The design block shear strength is

$\frac{R_n}{\Omega }=\frac{199.7}{2.0}=99.85kips>98.983kips$ (OK)

Check beam for the effect of bolt holes in the tension flange:

The gross area of one flange is

$A_{fg}=t_f{b}_f=0.425\left(6.0\right)=2.55in{.}^2$

The effective hole diameter is

$\begin{array}{l}{d}_h=\frac{7}{8}+\frac{1}{8}=1in.\\ A_{fn}=A_{fg}-t_f{\displaystyle \sum d_h=2.55-0.425\left(2\times 1\right)}=1.7in{.}^2\\ F_u{A}_{fn}=65\left(1.7\right)=110.5kips\\ Y_t{F}_y{A}_{fg}=1.1\left(50\right)\left(2.55\right)=140.3kips\end{array}$

Since $F_u{A}_{fn}<Y_t{F}_y{A}_{fg}$, the holes must be accounted for.

$M_n=\frac{F_u{A}_{fn}}{A_{fg}}{S}_x=\frac{110.5}{2.55}\left(57.6\right)=2496in.-kips=208ft-kips$

$\frac{M_n}{{\Omega }_b}=\frac{208}{1.67}=124.55ft-kips<146ft-kips$ (N.G.)

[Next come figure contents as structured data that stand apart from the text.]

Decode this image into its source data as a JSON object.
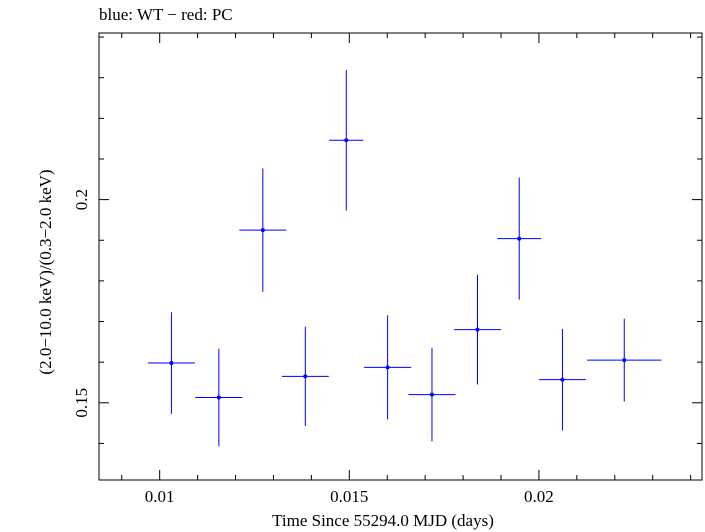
{
  "title": "blue: WT − red: PC",
  "chart_data": {
    "type": "scatter",
    "title": "blue: WT − red: PC",
    "xlabel": "Time Since 55294.0 MJD (days)",
    "ylabel": "(2.0−10.0 keV)/(0.3−2.0 keV)",
    "xlim": [
      0.0084,
      0.0243
    ],
    "ylim": [
      0.131,
      0.241
    ],
    "x_ticks": [
      0.01,
      0.015,
      0.02
    ],
    "x_tick_labels": [
      "0.01",
      "0.015",
      "0.02"
    ],
    "y_ticks": [
      0.15,
      0.2
    ],
    "y_tick_labels": [
      "0.15",
      "0.2"
    ],
    "grid": false,
    "series": [
      {
        "color": "#0000ff",
        "points": [
          {
            "x": 0.01031,
            "xerr": 0.00062,
            "y": 0.1598,
            "yerr": 0.0125
          },
          {
            "x": 0.01156,
            "xerr": 0.00062,
            "y": 0.1513,
            "yerr": 0.012
          },
          {
            "x": 0.01272,
            "xerr": 0.00062,
            "y": 0.1925,
            "yerr": 0.0152
          },
          {
            "x": 0.01384,
            "xerr": 0.00062,
            "y": 0.1565,
            "yerr": 0.0122
          },
          {
            "x": 0.01492,
            "xerr": 0.00045,
            "y": 0.2146,
            "yerr": 0.0173
          },
          {
            "x": 0.01601,
            "xerr": 0.00062,
            "y": 0.1587,
            "yerr": 0.0128
          },
          {
            "x": 0.01718,
            "xerr": 0.00062,
            "y": 0.152,
            "yerr": 0.0115
          },
          {
            "x": 0.01838,
            "xerr": 0.00062,
            "y": 0.168,
            "yerr": 0.0135
          },
          {
            "x": 0.01948,
            "xerr": 0.00058,
            "y": 0.1904,
            "yerr": 0.015
          },
          {
            "x": 0.02062,
            "xerr": 0.00062,
            "y": 0.1557,
            "yerr": 0.0125
          },
          {
            "x": 0.02225,
            "xerr": 0.00098,
            "y": 0.1605,
            "yerr": 0.0102
          }
        ]
      }
    ]
  }
}
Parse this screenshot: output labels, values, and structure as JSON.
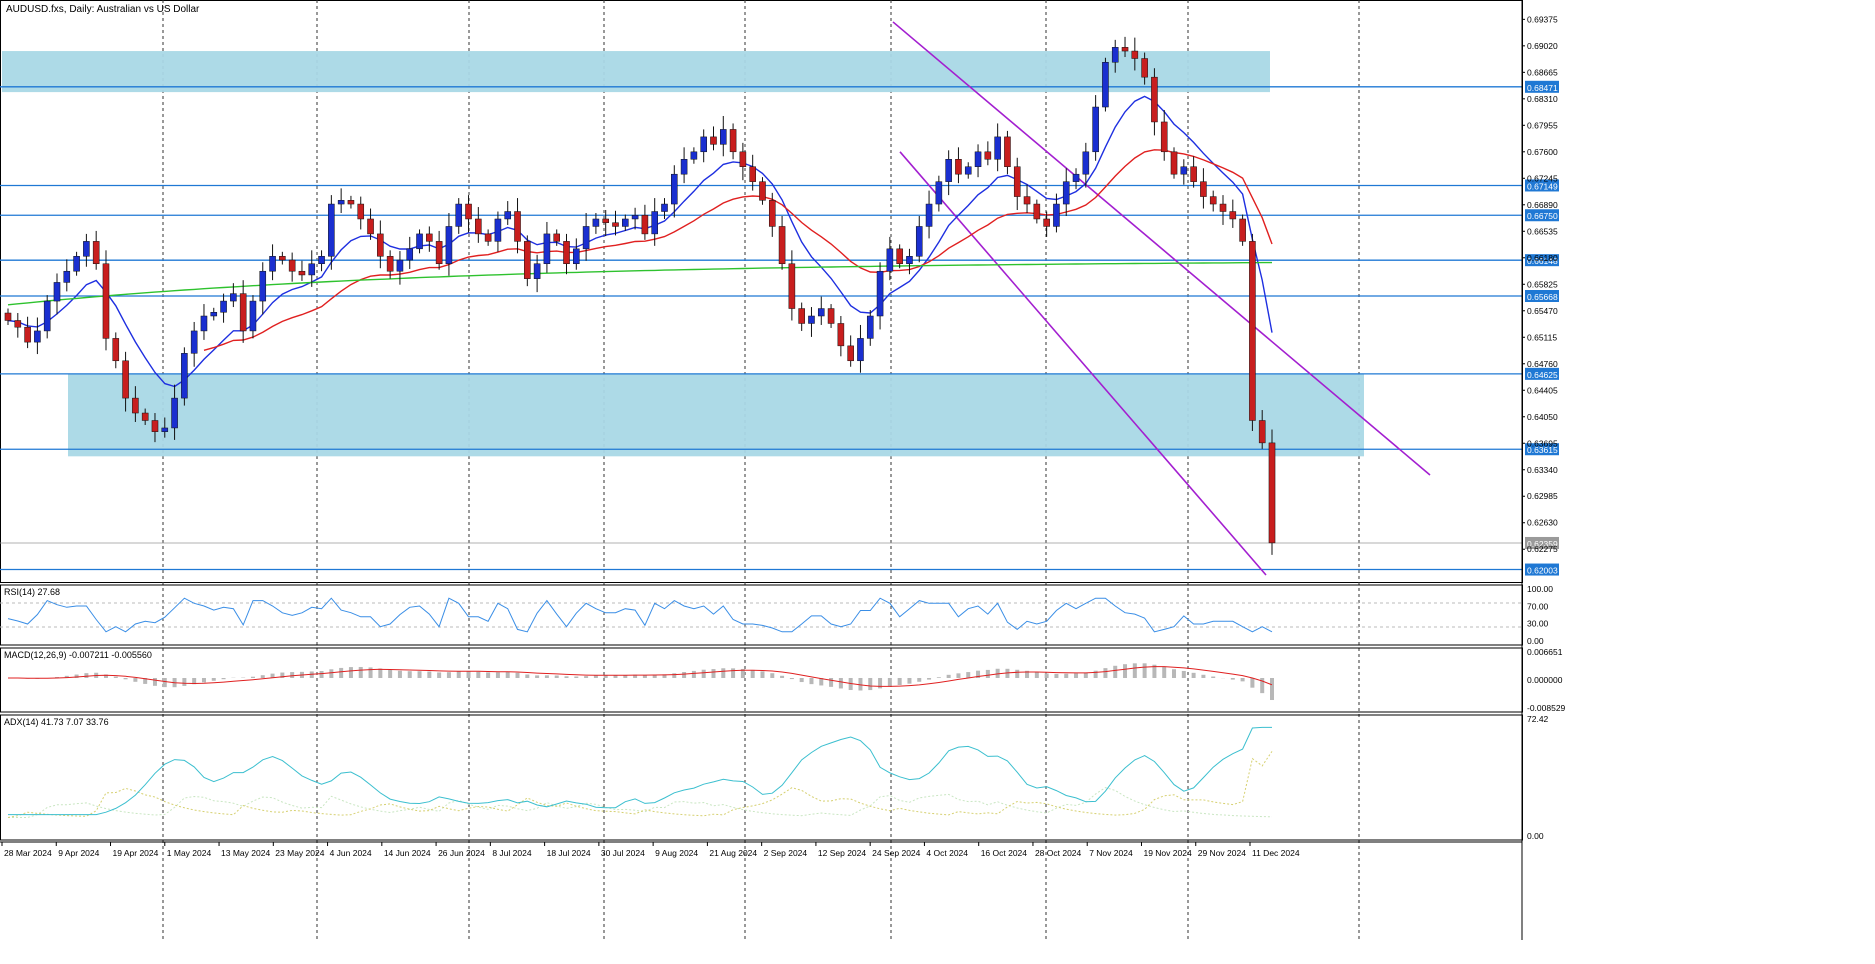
{
  "colors": {
    "candle_up": "#1a2fd0",
    "candle_down": "#c81e1e",
    "ma_blue": "#1e2fe0",
    "ma_red": "#e02020",
    "ma_green": "#2ec22e",
    "hline": "#1f78d4",
    "zone": "#a9d8e6",
    "channel": "#a31fd0",
    "price_label_bg": "#1f78d4",
    "rsi": "#3a8ee6",
    "macd_signal": "#e02020",
    "macd_hist": "#b8b8b8",
    "adx_main": "#3bbfcf",
    "adx_plus": "#c9e6c2",
    "adx_minus": "#d6d070"
  },
  "header": {
    "title": "AUDUSD.fxs, Daily:  Australian vs US Dollar"
  },
  "main_panel": {
    "price_ticks": [
      "0.69375",
      "0.69020",
      "0.68665",
      "0.68310",
      "0.67955",
      "0.67600",
      "0.67245",
      "0.66890",
      "0.66535",
      "0.66180",
      "0.65825",
      "0.65470",
      "0.65115",
      "0.64760",
      "0.64405",
      "0.64050",
      "0.63695",
      "0.63340",
      "0.62985",
      "0.62630",
      "0.62275"
    ],
    "price_range": [
      0.6197,
      0.695
    ],
    "levels": [
      {
        "value": 0.68471,
        "label": "0.68471"
      },
      {
        "value": 0.67149,
        "label": "0.67149"
      },
      {
        "value": 0.6675,
        "label": "0.66750"
      },
      {
        "value": 0.66148,
        "label": "0.66148"
      },
      {
        "value": 0.65668,
        "label": "0.65668"
      },
      {
        "value": 0.64625,
        "label": "0.64625"
      },
      {
        "value": 0.63615,
        "label": "0.63615"
      },
      {
        "value": 0.62003,
        "label": "0.62003"
      }
    ],
    "current_price": {
      "value": 0.62359,
      "label": "0.62359"
    },
    "zones": [
      {
        "from_date_index": 0,
        "to_date_index": 67,
        "high": 0.6895,
        "low": 0.684
      },
      {
        "from_date_index": 8,
        "to_date_index": 135,
        "high": 0.6462,
        "low": 0.6352
      }
    ]
  },
  "x_axis": {
    "date_labels": [
      "28 Mar 2024",
      "9 Apr 2024",
      "19 Apr 2024",
      "1 May 2024",
      "13 May 2024",
      "23 May 2024",
      "4 Jun 2024",
      "14 Jun 2024",
      "26 Jun 2024",
      "8 Jul 2024",
      "18 Jul 2024",
      "30 Jul 2024",
      "9 Aug 2024",
      "21 Aug 2024",
      "2 Sep 2024",
      "12 Sep 2024",
      "24 Sep 2024",
      "4 Oct 2024",
      "16 Oct 2024",
      "28 Oct 2024",
      "7 Nov 2024",
      "19 Nov 2024",
      "29 Nov 2024",
      "11 Dec 2024"
    ]
  },
  "rsi_panel": {
    "title": "RSI(14) 27.68",
    "ticks": [
      "100.00",
      "70.00",
      "30.00",
      "0.00"
    ]
  },
  "macd_panel": {
    "title": "MACD(12,26,9) -0.007211 -0.005560",
    "ticks": [
      "0.006651",
      "0.000000",
      "-0.008529"
    ]
  },
  "adx_panel": {
    "title": "ADX(14) 41.73 7.07 33.76",
    "ticks": [
      "72.42",
      "0.00"
    ]
  },
  "chart_data": {
    "type": "candlestick",
    "title": "AUDUSD.fxs, Daily:  Australian vs US Dollar",
    "timeframe": "Daily",
    "series_count": 130,
    "closes": [
      0.6534,
      0.6525,
      0.6505,
      0.652,
      0.656,
      0.6585,
      0.66,
      0.662,
      0.664,
      0.661,
      0.651,
      0.648,
      0.643,
      0.641,
      0.64,
      0.6385,
      0.639,
      0.643,
      0.649,
      0.652,
      0.654,
      0.6545,
      0.656,
      0.657,
      0.652,
      0.656,
      0.66,
      0.662,
      0.6615,
      0.66,
      0.6595,
      0.661,
      0.662,
      0.669,
      0.6695,
      0.669,
      0.667,
      0.665,
      0.662,
      0.66,
      0.6615,
      0.663,
      0.665,
      0.664,
      0.661,
      0.666,
      0.669,
      0.667,
      0.665,
      0.664,
      0.667,
      0.668,
      0.664,
      0.659,
      0.661,
      0.665,
      0.664,
      0.661,
      0.663,
      0.666,
      0.667,
      0.6665,
      0.666,
      0.667,
      0.6675,
      0.665,
      0.668,
      0.669,
      0.673,
      0.675,
      0.676,
      0.678,
      0.677,
      0.679,
      0.676,
      0.674,
      0.672,
      0.6695,
      0.666,
      0.661,
      0.655,
      0.653,
      0.654,
      0.655,
      0.653,
      0.65,
      0.648,
      0.651,
      0.654,
      0.66,
      0.663,
      0.661,
      0.662,
      0.666,
      0.669,
      0.672,
      0.675,
      0.673,
      0.674,
      0.676,
      0.675,
      0.678,
      0.674,
      0.67,
      0.669,
      0.667,
      0.666,
      0.669,
      0.672,
      0.673,
      0.676,
      0.682,
      0.688,
      0.69,
      0.6895,
      0.6885,
      0.686,
      0.68,
      0.676,
      0.673,
      0.674,
      0.672,
      0.67,
      0.669,
      0.668,
      0.667,
      0.664,
      0.64,
      0.637,
      0.6236
    ],
    "ma_fast_desc": "blue 20-period moving average",
    "ma_mid_desc": "red 50-period moving average",
    "ma_slow_desc": "green 200-period moving average",
    "rsi_last": 27.68,
    "macd_last": [
      -0.007211,
      -0.00556
    ],
    "adx_last": [
      41.73,
      7.07,
      33.76
    ]
  }
}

Try a smaller diameter bolt. Try ½-in. diameter bolts.

$A_b=\frac{\pi d^2}{4}=\frac{\pi {\left(\frac{1}{2}\right)}^2}{4}=0.1963in{.}^2$

Normal shearing strength = $\frac{R_n}{\Omega }=\frac{54\left(0.1963\right)}{2.0}=5.3kips/bolt$

Number of bolts required for shear is

$\frac{98.983}{5.3}=18.7$

Try 20 bolts (10 pair)

Bearing and block shear will be satisfactory.

Check reduction in beam flange area:

Use a hole diameter = $\frac{1}{2}+\frac{1}{8}=\frac{5}{8}in.$

$\begin{array}{l}{A}_{fn}=A_{fg}-t_f{\displaystyle \sum d_h=2.55-0.425\left(2\times \frac{5}{8}\right)=2.019in{.}^2}\\ F_u{A}_{fn}=65\left(2.019\right)=131.2kips\\ Y_t{F}_y{A}_{fg}=1.1\left(50\right)\left(2.55\right)=140.3kips\end{array}$

Since $F_u{A}_{fn}<Y_t{F}_y{A}_{fg}$, the holes must be accounted for.

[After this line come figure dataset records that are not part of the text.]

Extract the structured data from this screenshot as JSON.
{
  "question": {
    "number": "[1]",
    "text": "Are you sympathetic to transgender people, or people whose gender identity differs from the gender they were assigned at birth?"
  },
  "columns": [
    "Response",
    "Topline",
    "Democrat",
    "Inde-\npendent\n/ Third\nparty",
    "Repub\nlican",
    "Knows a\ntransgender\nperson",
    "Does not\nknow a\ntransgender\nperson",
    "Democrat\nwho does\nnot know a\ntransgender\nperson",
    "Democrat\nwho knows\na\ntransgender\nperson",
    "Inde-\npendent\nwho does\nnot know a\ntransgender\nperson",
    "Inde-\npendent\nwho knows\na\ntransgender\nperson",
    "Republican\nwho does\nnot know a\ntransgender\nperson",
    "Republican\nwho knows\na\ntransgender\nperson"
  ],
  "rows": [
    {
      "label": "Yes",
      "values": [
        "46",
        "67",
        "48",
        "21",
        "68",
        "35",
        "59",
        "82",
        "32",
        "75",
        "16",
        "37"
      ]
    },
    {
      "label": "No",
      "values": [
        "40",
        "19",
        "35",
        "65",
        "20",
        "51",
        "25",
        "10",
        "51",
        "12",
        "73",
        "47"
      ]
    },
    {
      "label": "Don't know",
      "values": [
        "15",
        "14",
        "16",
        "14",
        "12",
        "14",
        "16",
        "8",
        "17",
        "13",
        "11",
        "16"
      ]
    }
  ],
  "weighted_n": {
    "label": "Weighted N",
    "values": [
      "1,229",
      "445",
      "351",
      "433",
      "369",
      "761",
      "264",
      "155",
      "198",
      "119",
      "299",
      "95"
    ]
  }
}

$M_n=\frac{F_u{A}_{fn}}{A_{fg}}{S}_x=\frac{131.2}{2.55}\left(57.6\right)=2964in.-kips=247ft-kips$

$\frac{M_n}{{\Omega }_b}=\frac{247}{1.67}=147.9ft-kips>146ft-kips$ (OK)

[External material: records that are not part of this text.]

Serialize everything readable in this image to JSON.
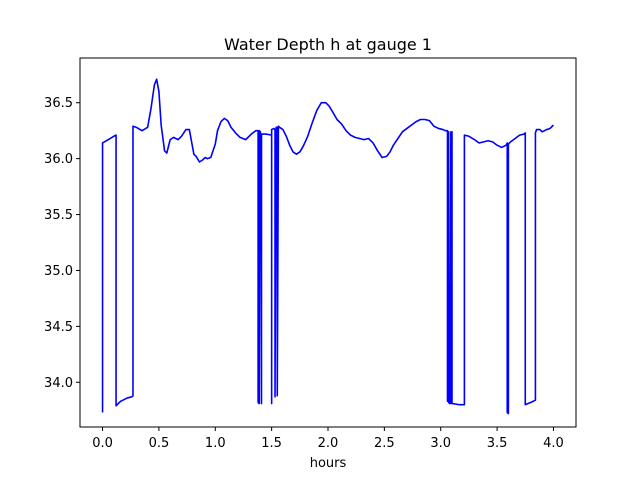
{
  "chart_data": {
    "type": "line",
    "title": "Water Depth h at gauge 1",
    "xlabel": "hours",
    "ylabel": "",
    "xlim": [
      -0.2,
      4.2
    ],
    "ylim": [
      33.6,
      36.9
    ],
    "xticks": [
      0.0,
      0.5,
      1.0,
      1.5,
      2.0,
      2.5,
      3.0,
      3.5,
      4.0
    ],
    "xtick_labels": [
      "0.0",
      "0.5",
      "1.0",
      "1.5",
      "2.0",
      "2.5",
      "3.0",
      "3.5",
      "4.0"
    ],
    "yticks": [
      34.0,
      34.5,
      35.0,
      35.5,
      36.0,
      36.5
    ],
    "ytick_labels": [
      "34.0",
      "34.5",
      "35.0",
      "35.5",
      "36.0",
      "36.5"
    ],
    "grid": false,
    "legend": "none",
    "series": [
      {
        "color": "#0000ff",
        "x": [
          0.0,
          0.0,
          0.05,
          0.1,
          0.12,
          0.12,
          0.16,
          0.22,
          0.26,
          0.27,
          0.27,
          0.3,
          0.35,
          0.4,
          0.43,
          0.46,
          0.48,
          0.5,
          0.52,
          0.55,
          0.57,
          0.6,
          0.63,
          0.67,
          0.7,
          0.74,
          0.77,
          0.79,
          0.81,
          0.83,
          0.86,
          0.89,
          0.91,
          0.93,
          0.96,
          1.0,
          1.02,
          1.05,
          1.08,
          1.11,
          1.14,
          1.18,
          1.22,
          1.27,
          1.32,
          1.36,
          1.38,
          1.38,
          1.39,
          1.39,
          1.4,
          1.41,
          1.41,
          1.45,
          1.5,
          1.5,
          1.5,
          1.52,
          1.53,
          1.53,
          1.54,
          1.55,
          1.55,
          1.56,
          1.57,
          1.57,
          1.6,
          1.63,
          1.66,
          1.69,
          1.72,
          1.75,
          1.78,
          1.82,
          1.86,
          1.9,
          1.94,
          1.98,
          2.01,
          2.04,
          2.08,
          2.12,
          2.16,
          2.2,
          2.24,
          2.28,
          2.32,
          2.36,
          2.4,
          2.44,
          2.48,
          2.52,
          2.55,
          2.58,
          2.62,
          2.66,
          2.7,
          2.74,
          2.78,
          2.82,
          2.86,
          2.9,
          2.94,
          2.98,
          3.02,
          3.04,
          3.06,
          3.06,
          3.07,
          3.07,
          3.08,
          3.09,
          3.09,
          3.1,
          3.1,
          3.16,
          3.21,
          3.21,
          3.25,
          3.3,
          3.34,
          3.38,
          3.42,
          3.46,
          3.5,
          3.54,
          3.56,
          3.58,
          3.59,
          3.59,
          3.6,
          3.6,
          3.62,
          3.66,
          3.7,
          3.74,
          3.75,
          3.75,
          3.8,
          3.84,
          3.84,
          3.85,
          3.88,
          3.9,
          3.94,
          3.97,
          4.0
        ],
        "y": [
          33.73,
          36.14,
          36.17,
          36.2,
          36.21,
          33.79,
          33.83,
          33.86,
          33.87,
          33.88,
          36.29,
          36.28,
          36.25,
          36.28,
          36.45,
          36.66,
          36.71,
          36.6,
          36.3,
          36.07,
          36.05,
          36.17,
          36.19,
          36.17,
          36.2,
          36.26,
          36.26,
          36.15,
          36.04,
          36.02,
          35.97,
          35.99,
          36.01,
          36.0,
          36.01,
          36.13,
          36.25,
          36.33,
          36.36,
          36.34,
          36.28,
          36.23,
          36.19,
          36.17,
          36.22,
          36.25,
          36.25,
          33.82,
          33.81,
          36.25,
          36.24,
          33.81,
          36.22,
          36.22,
          36.21,
          33.81,
          36.26,
          36.27,
          36.26,
          33.87,
          36.28,
          36.28,
          33.88,
          36.29,
          36.28,
          36.28,
          36.26,
          36.2,
          36.12,
          36.06,
          36.04,
          36.06,
          36.11,
          36.2,
          36.32,
          36.43,
          36.5,
          36.5,
          36.47,
          36.42,
          36.35,
          36.31,
          36.25,
          36.21,
          36.19,
          36.18,
          36.17,
          36.18,
          36.14,
          36.07,
          36.01,
          36.02,
          36.06,
          36.12,
          36.18,
          36.24,
          36.27,
          36.3,
          36.33,
          36.35,
          36.35,
          36.34,
          36.29,
          36.27,
          36.26,
          36.25,
          36.25,
          33.83,
          36.24,
          33.82,
          33.81,
          36.24,
          33.81,
          36.24,
          33.81,
          33.8,
          33.8,
          36.21,
          36.2,
          36.17,
          36.14,
          36.15,
          36.16,
          36.15,
          36.12,
          36.1,
          36.11,
          36.12,
          36.14,
          33.73,
          33.72,
          36.13,
          36.15,
          36.18,
          36.21,
          36.22,
          36.23,
          33.8,
          33.82,
          33.84,
          36.23,
          36.26,
          36.26,
          36.24,
          36.26,
          36.27,
          36.3
        ]
      }
    ]
  }
}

Plate length = $10\left(2.5\right)+1.5+1.5+0.5=28.5in.$

Conclusion:

Use a $PL\frac{3}{4}\times 7\times 2^{\text{'}}-4{\frac{1}{2}}^{\text{'}\text{'}}$ with 20 bolts. For the web plate, use a $PL\frac{1}{4}\times 3\frac{1}{2}\times 10\frac{1}{2}$ with four 5/8-in. diameter Group A bolts as shown. Attach to column with a continuous 1/8-in. fillet weld on both sides of the plate. For each flange plate, use a $PL\frac{3}{4}\times 7\times 2^{\text{'}}-4{\frac{1}{2}}^{\text{'}\text{'}}$ with twenty ½-in. diameter Group A bolts as shown.